Но это не смешно нисколько, несмотря на исковерканные до неузнаваемости слова, несмотря на дикие жесты чтицы. Лицо болгарки с первого же мгновения преобразилось. Глаза засверкали, брови сдвинулись, и могучий голос, голос, каким, вероятно, обладали древние воительницы-амазонки, загудел под сводами театра.
— Ну и глоточка! Позавидовать можно! — удивился Береговой.
— Но ведь это прекрасно, хотя и не совсем понятно, — перешептывались первокурсницы.
В конце своего монолога Султана разошлась до того, что топнула ногой.
Но и это охотно простилось ей.
И когда она крикнула через рампу: "Гдэ тух сходыт вныз, двэр есты?" — никто не засмеялся, а Виктория Владимировна поспешила показать ей выход в зрительный зал.
Читка Кареева после нее показалась несколько вялой, хотя у этого юноши было бесспорное дарование.
— Коршунов, успокойся и почивай на лаврах, — зашипел наподобие змеи длинный Боб, наклоняясь к Боре. — Это, во всяком случае, не гений и твоей славы не затмит.
— Прошу без неуместных шуток, — огрызнулся тот, густо краснея.
Он вспыльчив, обидчив, этот Боря. Но ему многое прощается за его талант. Это любимец «маэстро», и в будущем его ждет, несомненно, блестящая карьера.
Давно уже мы не расходились из школы с таким радостным подъемом, как в этот день. Ах, как хорошо! Хорошо, что выдержали экзамен, хорошо, что никого не изъяли из нашей, успевшей уже тесно сплотиться, курсовой семьи, хорошо, что скоро Рождество и с ним двухнедельный отпуск, что елками уже пахнет на улице и что крепок и душист рождественский мороз.
Идем по обыкновению гурьбою. На углу ждут щегольские сани под медвежьей полостью.
— Мадемуазель, ваш Пегас подан. Благоволите садиться, — комически расшаркивается перед Ксенией Береговой и насмешливо-задорно улыбается, предупредительно отстегивая полость.
Ксения останавливается.
— Зачем вы постоянно подшучиваете надо мной, Костя? — говорит она дрогнувшим голосом, и ее миловидное личико итальянского мальчугана подергивается краской.
— Я решила сегодня с вами пройтись… Поезжай, Платон! — говорит она кучеру и машет рукой, затянутой в щегольскую перчатку.
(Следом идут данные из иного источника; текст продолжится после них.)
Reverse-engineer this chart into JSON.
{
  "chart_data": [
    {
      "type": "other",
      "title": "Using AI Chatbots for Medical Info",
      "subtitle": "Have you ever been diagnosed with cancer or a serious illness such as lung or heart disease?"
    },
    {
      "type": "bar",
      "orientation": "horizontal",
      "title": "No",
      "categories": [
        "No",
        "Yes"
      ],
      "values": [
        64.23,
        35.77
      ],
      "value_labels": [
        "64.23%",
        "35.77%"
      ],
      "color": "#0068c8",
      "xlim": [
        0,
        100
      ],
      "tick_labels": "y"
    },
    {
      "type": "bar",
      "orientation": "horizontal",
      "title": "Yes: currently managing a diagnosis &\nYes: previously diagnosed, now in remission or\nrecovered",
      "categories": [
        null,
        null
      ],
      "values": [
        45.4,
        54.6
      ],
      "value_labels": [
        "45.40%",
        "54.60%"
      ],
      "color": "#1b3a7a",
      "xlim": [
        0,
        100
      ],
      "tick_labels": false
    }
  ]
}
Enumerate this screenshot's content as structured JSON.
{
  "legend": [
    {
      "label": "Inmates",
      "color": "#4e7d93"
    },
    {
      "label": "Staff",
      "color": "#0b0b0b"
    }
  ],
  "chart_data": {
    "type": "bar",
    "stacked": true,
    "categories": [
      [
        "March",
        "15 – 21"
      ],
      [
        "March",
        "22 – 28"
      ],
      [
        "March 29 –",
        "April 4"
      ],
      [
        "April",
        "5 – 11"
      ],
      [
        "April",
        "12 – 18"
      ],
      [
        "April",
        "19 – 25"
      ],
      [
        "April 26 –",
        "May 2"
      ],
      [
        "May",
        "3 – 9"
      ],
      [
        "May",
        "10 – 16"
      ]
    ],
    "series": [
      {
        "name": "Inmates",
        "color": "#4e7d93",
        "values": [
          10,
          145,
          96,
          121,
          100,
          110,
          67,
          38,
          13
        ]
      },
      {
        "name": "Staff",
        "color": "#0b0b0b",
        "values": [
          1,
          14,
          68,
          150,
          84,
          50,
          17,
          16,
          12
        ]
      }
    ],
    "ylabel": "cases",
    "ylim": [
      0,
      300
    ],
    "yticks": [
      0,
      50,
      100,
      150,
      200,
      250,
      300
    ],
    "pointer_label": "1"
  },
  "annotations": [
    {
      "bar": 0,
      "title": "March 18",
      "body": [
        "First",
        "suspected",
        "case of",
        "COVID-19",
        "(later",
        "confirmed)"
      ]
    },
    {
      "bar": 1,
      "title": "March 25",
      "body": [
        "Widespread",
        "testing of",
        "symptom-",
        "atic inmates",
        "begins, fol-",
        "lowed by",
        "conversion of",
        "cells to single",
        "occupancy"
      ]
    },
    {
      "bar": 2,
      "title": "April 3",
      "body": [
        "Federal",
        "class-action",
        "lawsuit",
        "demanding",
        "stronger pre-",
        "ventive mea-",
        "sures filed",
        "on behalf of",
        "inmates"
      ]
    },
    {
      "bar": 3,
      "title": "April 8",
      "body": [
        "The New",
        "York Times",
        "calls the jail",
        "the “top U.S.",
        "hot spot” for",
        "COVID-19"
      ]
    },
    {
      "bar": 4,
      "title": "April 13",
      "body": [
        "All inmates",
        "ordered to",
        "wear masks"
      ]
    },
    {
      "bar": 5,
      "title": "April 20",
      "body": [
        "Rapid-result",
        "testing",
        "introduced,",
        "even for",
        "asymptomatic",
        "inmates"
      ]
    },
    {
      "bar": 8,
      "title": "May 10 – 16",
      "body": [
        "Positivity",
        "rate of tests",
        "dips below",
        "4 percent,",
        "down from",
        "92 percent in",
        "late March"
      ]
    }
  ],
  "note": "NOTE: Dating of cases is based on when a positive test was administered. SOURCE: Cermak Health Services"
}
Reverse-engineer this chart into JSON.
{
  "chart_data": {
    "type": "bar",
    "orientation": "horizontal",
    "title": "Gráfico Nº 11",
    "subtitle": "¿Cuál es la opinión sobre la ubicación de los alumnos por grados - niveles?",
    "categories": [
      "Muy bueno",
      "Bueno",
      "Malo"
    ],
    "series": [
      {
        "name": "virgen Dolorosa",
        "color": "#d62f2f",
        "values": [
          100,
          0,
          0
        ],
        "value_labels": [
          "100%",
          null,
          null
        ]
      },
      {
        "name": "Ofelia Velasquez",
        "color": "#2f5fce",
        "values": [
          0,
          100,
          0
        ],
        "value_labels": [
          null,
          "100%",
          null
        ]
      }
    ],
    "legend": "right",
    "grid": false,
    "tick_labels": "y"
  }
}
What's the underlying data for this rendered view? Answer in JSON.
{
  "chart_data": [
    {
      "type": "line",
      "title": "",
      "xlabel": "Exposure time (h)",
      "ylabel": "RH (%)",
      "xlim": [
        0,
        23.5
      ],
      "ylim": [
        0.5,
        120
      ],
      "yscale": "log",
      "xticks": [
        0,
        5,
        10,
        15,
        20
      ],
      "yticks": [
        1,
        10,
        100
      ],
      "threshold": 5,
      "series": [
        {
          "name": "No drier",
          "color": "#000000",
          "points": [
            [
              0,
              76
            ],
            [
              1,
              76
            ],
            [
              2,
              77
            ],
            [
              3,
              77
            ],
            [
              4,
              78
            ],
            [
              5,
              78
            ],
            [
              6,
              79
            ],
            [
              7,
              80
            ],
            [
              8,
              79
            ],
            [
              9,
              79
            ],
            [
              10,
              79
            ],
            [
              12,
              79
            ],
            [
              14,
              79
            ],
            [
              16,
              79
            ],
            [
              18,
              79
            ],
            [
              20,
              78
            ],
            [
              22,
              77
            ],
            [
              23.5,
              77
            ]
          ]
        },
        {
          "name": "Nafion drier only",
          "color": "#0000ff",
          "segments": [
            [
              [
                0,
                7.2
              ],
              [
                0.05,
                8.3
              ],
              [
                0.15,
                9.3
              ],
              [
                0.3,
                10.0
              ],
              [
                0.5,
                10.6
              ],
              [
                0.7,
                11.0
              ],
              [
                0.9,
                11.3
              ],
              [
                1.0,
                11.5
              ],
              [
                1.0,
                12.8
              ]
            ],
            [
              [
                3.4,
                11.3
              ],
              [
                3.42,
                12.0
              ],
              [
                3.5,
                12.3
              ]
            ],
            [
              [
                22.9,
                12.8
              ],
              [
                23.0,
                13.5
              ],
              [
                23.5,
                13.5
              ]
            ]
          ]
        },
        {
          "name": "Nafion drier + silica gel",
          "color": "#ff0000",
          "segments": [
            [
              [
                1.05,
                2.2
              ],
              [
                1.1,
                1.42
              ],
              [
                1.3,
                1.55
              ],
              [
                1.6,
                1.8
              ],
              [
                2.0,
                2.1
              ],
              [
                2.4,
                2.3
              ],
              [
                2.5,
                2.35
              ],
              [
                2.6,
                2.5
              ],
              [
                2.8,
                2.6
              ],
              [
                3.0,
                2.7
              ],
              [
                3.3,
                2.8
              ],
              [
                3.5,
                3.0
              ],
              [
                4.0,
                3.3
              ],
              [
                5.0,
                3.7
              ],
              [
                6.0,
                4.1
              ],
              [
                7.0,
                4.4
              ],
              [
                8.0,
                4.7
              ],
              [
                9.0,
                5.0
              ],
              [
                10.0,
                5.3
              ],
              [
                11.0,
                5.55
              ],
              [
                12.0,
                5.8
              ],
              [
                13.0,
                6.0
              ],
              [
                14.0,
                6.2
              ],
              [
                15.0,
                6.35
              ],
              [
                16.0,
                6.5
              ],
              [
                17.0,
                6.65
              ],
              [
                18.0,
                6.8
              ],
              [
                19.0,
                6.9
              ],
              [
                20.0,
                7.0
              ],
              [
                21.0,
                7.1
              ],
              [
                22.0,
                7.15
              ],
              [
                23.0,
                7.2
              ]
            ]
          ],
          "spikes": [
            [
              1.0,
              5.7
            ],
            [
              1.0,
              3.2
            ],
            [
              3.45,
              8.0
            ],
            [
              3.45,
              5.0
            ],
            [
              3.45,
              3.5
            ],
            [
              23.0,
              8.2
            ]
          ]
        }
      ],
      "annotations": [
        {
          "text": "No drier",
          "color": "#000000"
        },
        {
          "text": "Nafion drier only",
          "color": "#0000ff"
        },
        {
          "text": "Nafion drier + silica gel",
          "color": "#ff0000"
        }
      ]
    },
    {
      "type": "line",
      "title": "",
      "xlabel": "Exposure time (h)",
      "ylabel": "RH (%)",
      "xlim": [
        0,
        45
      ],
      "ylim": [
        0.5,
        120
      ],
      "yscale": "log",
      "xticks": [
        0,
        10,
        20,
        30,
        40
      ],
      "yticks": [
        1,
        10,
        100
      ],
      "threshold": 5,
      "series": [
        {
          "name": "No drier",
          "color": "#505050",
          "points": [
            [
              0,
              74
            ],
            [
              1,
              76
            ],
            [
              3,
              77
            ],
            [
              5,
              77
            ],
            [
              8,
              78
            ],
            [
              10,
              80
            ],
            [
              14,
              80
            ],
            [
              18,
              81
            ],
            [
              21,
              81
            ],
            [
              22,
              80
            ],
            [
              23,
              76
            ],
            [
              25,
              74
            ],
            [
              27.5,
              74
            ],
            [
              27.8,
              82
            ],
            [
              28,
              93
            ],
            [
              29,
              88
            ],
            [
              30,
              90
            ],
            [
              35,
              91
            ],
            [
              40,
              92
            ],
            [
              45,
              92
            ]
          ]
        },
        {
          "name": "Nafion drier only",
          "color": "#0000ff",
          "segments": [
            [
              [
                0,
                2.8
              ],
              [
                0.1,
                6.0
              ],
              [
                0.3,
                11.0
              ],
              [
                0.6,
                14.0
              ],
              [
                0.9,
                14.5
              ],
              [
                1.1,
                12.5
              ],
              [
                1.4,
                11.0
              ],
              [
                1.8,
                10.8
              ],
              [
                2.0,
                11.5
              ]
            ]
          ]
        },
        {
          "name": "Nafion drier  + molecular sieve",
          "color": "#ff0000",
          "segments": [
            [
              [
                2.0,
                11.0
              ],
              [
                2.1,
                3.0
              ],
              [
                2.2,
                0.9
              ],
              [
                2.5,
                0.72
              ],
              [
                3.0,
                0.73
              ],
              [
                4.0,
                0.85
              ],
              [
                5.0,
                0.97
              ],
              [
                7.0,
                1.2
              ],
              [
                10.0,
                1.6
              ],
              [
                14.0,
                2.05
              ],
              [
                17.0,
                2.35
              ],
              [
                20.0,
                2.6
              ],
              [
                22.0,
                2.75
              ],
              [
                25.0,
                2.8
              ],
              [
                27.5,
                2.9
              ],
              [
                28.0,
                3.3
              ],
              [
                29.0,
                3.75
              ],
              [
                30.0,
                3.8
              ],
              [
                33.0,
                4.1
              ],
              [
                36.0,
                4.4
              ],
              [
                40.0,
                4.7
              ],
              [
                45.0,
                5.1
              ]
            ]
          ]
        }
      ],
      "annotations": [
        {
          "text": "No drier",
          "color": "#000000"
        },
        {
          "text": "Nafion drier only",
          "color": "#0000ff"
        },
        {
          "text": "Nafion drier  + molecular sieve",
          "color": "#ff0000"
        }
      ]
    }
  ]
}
— Вот это я понимаю! Это по-нашему! — радуется Боб. — Ах, как, в самом деле, шикарно! Лорды и джентльмены, леди-миледи, чувствуете вы это? Вашу ручку, очаровательная Ксения.
И он, с видом настоящего рыцаря, подставляет ей калачиком руку.
Ксения, смеясь, принимает ее при общем одобрении. У Екатерининского сквера получаю неожиданно такой толчок в спину, что если бы не поддержавшая меня вовремя Ольга, я бы, без всякого сомнения, упала. Перед нами, как из-под земли, вырастает болгарка.
— Скажы, пожалусти, гдэ тут яды есты? — гудит она на всю площадь.
— Яды? — переглядываясь между собою, недоумеваем мы.